Bert Schulz fährt sorgenvoll durch die Stadt: Wenn sich die Radler im Frühling näherkommen
Meldungen wie diese kennt man von Autofahrern: Eine 30-jährige Verkehrsteilnehmerin prallt auf einen vor ihr fahrenden 25-jährigen Verkehrsteilnehmer, weil der aus unerfindlichen Gründen bremst. Die Frau muss mit schweren Verletzungen ins Krankenhaus, der 25-Jährige bleibt heile. So passiert auf der Prenzlauer Allee.
Aufeinander geknallt sind am Montagabend indes nicht zwei Autos, sondern zwei Fahrräder. Wer dieser Tage durch die Stadt radelt, wird davon nicht überrascht sein. Auf den schmalen und oft holprigen Radwegen, die mehr Gefährdung darstellen als Sicherheit bieten, hat der Verkehr zugenommen. Weswegen weniger als 20 Prozent davon noch benutzt werden müssen.
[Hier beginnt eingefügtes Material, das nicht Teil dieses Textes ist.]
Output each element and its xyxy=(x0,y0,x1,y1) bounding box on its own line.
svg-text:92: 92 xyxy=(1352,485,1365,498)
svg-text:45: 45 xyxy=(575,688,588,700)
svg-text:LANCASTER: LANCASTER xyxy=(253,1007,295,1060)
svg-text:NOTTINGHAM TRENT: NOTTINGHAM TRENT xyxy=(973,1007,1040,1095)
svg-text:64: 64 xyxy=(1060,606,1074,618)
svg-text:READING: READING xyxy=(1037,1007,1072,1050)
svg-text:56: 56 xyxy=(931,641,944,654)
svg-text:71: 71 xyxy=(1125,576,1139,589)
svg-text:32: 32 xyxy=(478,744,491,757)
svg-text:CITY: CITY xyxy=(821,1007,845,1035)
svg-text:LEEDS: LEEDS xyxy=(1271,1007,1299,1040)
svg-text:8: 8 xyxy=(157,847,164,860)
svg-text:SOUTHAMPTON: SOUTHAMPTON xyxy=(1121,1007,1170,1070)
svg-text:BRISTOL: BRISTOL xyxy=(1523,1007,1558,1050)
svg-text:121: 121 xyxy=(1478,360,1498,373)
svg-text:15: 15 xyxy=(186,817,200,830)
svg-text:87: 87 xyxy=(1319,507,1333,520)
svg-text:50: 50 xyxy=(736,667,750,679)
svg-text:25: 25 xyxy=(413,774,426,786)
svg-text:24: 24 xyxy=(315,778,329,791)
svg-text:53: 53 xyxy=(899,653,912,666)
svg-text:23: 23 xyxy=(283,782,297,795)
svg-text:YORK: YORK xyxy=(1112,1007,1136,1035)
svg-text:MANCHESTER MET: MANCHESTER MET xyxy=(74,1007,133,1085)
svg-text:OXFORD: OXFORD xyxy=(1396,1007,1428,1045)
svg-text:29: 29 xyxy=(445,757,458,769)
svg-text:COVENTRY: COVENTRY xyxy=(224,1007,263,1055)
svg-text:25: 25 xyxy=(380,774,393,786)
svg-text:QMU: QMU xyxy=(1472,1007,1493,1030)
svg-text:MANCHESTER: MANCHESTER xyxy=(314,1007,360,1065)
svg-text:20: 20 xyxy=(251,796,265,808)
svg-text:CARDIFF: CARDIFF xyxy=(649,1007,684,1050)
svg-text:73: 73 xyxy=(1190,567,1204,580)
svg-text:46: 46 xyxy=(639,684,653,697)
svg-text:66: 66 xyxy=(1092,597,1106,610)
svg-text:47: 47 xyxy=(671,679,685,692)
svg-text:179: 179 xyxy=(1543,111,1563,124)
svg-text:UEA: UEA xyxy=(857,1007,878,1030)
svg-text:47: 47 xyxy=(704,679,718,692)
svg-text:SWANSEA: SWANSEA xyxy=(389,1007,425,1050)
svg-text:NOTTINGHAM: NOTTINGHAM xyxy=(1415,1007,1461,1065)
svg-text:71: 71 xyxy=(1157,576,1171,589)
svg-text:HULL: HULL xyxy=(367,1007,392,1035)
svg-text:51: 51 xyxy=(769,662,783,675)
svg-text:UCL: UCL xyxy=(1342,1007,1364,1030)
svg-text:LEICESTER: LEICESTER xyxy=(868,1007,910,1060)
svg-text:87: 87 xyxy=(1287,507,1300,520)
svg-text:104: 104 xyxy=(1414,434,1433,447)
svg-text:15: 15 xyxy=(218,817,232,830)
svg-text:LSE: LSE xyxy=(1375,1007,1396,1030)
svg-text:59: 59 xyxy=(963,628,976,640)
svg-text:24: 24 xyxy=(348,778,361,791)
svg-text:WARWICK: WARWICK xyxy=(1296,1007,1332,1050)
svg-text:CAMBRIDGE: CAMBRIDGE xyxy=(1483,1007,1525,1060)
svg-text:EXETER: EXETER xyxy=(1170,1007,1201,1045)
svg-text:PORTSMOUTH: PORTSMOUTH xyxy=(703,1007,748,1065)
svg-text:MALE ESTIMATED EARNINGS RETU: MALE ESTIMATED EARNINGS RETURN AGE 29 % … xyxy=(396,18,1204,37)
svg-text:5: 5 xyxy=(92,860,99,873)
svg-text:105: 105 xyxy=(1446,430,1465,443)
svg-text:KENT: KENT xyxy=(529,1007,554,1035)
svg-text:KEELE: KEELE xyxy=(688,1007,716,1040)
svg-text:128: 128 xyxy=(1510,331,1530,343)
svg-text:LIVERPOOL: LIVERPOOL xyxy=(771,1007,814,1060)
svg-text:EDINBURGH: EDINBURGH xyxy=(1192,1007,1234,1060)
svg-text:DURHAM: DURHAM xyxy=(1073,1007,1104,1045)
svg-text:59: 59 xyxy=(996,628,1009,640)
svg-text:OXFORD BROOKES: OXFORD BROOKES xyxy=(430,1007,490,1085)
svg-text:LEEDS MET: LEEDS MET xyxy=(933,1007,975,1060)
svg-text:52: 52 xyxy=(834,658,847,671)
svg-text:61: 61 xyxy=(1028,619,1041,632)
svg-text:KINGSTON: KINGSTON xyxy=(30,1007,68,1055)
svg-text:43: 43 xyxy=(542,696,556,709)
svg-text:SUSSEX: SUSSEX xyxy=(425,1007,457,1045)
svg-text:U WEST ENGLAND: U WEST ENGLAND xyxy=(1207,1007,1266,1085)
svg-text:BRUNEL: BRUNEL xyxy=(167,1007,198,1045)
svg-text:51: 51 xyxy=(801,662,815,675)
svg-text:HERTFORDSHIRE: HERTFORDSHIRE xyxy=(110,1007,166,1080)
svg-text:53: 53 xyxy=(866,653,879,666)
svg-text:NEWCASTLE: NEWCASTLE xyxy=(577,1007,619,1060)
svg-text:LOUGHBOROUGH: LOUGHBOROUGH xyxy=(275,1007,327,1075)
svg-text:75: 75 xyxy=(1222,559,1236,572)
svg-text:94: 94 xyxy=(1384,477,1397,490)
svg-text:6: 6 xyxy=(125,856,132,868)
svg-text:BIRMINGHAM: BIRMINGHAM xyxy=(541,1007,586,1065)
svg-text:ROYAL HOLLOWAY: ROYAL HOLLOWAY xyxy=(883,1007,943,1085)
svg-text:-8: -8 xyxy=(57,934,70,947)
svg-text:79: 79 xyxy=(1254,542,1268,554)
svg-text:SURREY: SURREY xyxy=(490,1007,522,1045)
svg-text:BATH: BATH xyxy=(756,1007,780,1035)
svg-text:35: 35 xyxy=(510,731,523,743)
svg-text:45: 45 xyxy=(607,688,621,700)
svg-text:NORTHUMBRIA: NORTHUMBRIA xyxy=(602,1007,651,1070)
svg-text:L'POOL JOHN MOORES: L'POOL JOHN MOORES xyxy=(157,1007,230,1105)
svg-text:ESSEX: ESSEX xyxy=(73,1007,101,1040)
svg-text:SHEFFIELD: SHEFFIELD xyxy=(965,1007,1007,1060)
Dass Radler aufeinander anziehend wirken, hängt aber auch mit dem Frühling zusammen. Immer wenn die Knospen sprießen, holen viele Menschen ihr im Winter eingemottetes Hollandrad aus dem Keller und drehen erste Runden im Berufsverkehr – so jugendlich leicht, so unbeschwert, so glücklich, dass sie gerne mal auf offener Strecke einfach stehen bleiben oder ganz spontan die Richtung wechseln. Und damit nicht aufmerksamer sind als all jene von Radlern viel kritisierten Autofahrer, die ohne in den Spiegel zu blicken die Tür öffnen.
Gut möglich, dass sich viele Radler den Autofahrern angepasst haben, weil sie allzu oft auf denselben Wegen unterwegs sein müssen. Ändern soll das jetzt ein Landesbetrieb zum Ausbau der Fahrradinfrastruktur, den Verkehrssenator Andreas Geisel (SPD) gründen will. „Ankündigungsweltmeister“ schimpfen ihn die Grünen, weil sie Geisel nicht so recht trauen. Bei machen Radlern wäre indes schon viel geholfen, wenn sie ihren Richtungswechsel einfach ankündigen würden.